Figure 6. Effects of Plg and Pla on NETs release in vivo and in vitro.

Figure 6

(A) Plg+/+ and Plg–/– mice (n = 6) were subjected to nonsevere (30G needle) CLP and the plasma levels of H3cit were determined by ELISA. WT C57BL/6J mice (n = 4–7) were subjected to an i.p. injection of LPS (10 mg/kg) and then treated with Pla (10 μg/mouse i.p.) 3 hours later. (B and C) NETs release (MPO/DNA) in plasma (B) and peritoneal lavages (C) was determined 12 hours after LPS injection.
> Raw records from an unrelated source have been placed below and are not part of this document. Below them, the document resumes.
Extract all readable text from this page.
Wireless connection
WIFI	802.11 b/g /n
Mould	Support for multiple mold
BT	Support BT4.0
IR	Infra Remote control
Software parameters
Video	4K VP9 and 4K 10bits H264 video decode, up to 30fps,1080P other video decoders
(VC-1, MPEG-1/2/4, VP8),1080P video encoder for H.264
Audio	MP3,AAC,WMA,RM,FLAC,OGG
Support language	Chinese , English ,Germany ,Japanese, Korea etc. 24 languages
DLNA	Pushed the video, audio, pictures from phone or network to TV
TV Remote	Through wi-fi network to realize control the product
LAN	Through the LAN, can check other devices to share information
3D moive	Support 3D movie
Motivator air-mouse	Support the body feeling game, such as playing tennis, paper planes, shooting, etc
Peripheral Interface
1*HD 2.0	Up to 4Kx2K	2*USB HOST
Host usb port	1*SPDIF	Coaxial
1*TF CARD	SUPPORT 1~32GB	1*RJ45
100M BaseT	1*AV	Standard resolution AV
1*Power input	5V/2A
Bone marrow neutrophils obtained from C57BL/6J mice were pretreated with Plg (4 μg/mL), Pla (4 μg/mL), or with Pla preincubated with the inhibitors (D-Val-Phe-Lys chloromethyl ketone [VPLCK] 22.5 nM or TXA 0.1 M) by 1 hour before stimulation with ultrapure LPS (1 μg/mL) for an additional 4 hours. (D) Quantification of NETs release (MPO/DNA) in supernatant. (E) WT C57BL/6J mice were subjected to an i.p. injection of LPS (10 mg/kg) and then treated with Pla (10 μg/mouse, i.p.) 3 hours later. TXA (100 mg/kg, i.p.) was injected 30 minutes before Pla. Plasma was collected 12 hours after LPS injection for NETs release (MPO/DNA) measurement by ELISA. **P < 0.01, ***P < 0.001 when comparing untreated (Unt) or PBS-injected mice with LPS-stimulated or injected and treated groups. P values are indicated in the graphs when comparing CLP-WT versus CLP-KO mice (unpaired 2-tailed Student’s t test) or vehicle with Pla-treated mice/cells by 1-way ANOVA with post hoc Newman-Keuls (multiple groups). Outliers were removed from the graphs when detected. (F) Representative fluorescence images of NETs stained for DNA (DAPI, blue), H3cit (green), and MPO (red) are shown. Scale bar: 50 μm at ×630 magnification.